Исмаил встал и вышел из кофейни.
Галстука у них в доме не было. Пришлось идти брать напрокат у местного фотографа. Галстук был бордовый, с мелкими белыми цветочками. Хотя Самад-ага знал Исмаила, он все-таки взял с него плату в десять туманов и сказал: «Завтра вечером верни, клиенты его больше всего любят». Придя домой, Исмаил встал перед зеркалом и прикинул галстук к шее. Сдвинул так, потом этак. Сбалансировал на кадыке. Неуверенно завязал бесформенный узел, поместив его по центру. Этот узел, похожий на комок шерсти для пряжи, неровный и некрасивый, висел под его кадыком, конец же галстука, подобно маятнику старых часов, оказался сбоку от пупка. Исмаил помрачнел. Распустил узел и завязал снова. И опять он как-то расползался. В это самое время из школы пришел Махбуб. Увидев брата перед зеркалом с галстуком на шее, он от радости едва мог дышать и завизжал:
— Ой, милый, это же!.. Дай мне, я завяжу, милый, дай, прошу тебя!

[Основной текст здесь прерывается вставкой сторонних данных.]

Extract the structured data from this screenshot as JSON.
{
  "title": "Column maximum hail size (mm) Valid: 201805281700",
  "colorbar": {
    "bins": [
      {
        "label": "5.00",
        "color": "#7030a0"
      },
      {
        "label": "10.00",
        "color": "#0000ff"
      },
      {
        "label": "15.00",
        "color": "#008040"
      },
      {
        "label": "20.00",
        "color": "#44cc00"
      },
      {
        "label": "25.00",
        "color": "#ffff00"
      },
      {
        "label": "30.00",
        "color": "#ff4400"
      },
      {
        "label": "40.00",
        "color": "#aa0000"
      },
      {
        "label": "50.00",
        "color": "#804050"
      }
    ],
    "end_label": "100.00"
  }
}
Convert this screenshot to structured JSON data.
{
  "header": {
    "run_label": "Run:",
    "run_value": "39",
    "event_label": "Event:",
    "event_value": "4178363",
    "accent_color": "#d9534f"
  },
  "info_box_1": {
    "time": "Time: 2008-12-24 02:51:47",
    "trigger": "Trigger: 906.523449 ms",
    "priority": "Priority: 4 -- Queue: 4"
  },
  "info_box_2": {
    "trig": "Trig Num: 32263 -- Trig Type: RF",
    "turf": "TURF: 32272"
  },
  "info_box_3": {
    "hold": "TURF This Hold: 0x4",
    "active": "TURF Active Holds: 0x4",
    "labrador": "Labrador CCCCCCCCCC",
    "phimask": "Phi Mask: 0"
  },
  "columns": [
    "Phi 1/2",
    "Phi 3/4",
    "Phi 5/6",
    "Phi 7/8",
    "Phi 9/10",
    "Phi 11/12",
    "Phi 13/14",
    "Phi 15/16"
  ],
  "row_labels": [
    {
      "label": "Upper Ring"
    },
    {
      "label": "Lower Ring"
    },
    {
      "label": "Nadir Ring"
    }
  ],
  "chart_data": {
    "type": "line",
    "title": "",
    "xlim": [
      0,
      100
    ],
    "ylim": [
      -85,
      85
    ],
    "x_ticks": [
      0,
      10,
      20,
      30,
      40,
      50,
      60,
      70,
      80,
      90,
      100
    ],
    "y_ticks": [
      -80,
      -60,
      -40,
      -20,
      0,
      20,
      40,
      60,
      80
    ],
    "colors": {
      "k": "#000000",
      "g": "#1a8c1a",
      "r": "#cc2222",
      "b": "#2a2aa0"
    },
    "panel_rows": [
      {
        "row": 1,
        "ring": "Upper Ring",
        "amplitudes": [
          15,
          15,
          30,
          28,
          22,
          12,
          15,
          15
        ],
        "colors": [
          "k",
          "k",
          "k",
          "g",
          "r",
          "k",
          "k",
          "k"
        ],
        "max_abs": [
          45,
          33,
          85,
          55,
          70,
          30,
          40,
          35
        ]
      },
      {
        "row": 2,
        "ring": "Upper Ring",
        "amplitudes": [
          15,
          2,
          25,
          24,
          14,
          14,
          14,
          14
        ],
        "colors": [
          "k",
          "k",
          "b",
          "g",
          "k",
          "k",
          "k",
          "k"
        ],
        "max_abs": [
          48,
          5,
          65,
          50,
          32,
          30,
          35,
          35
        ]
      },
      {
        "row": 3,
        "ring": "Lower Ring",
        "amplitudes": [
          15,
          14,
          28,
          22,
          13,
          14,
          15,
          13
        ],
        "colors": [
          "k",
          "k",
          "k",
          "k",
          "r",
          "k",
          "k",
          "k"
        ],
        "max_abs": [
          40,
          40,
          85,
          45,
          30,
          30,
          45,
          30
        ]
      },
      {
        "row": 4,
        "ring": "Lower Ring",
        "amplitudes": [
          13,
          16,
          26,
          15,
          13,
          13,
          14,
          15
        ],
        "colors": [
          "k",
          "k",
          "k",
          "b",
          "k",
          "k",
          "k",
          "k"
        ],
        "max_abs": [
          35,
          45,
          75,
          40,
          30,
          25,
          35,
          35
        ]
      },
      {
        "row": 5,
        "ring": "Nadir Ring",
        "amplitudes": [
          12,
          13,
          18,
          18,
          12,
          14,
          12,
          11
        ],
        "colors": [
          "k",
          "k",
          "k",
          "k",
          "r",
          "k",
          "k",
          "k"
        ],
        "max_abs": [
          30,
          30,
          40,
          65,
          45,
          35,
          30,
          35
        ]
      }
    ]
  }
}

— Иди своей дорогой, я сам не могу завязать, а тут ты хочешь?!
Махбуб замолчал, с тревогой внимательно глядя на пальцы Исмаила, сражающиеся с узлом. Не получалось. Не осилить ему было. Все смешалось в голове. Исподлобья глядя на Махбуба через зеркало, Исмаил сказал:
— Ну-ка быстро найди фотографию галстука и принеси мне.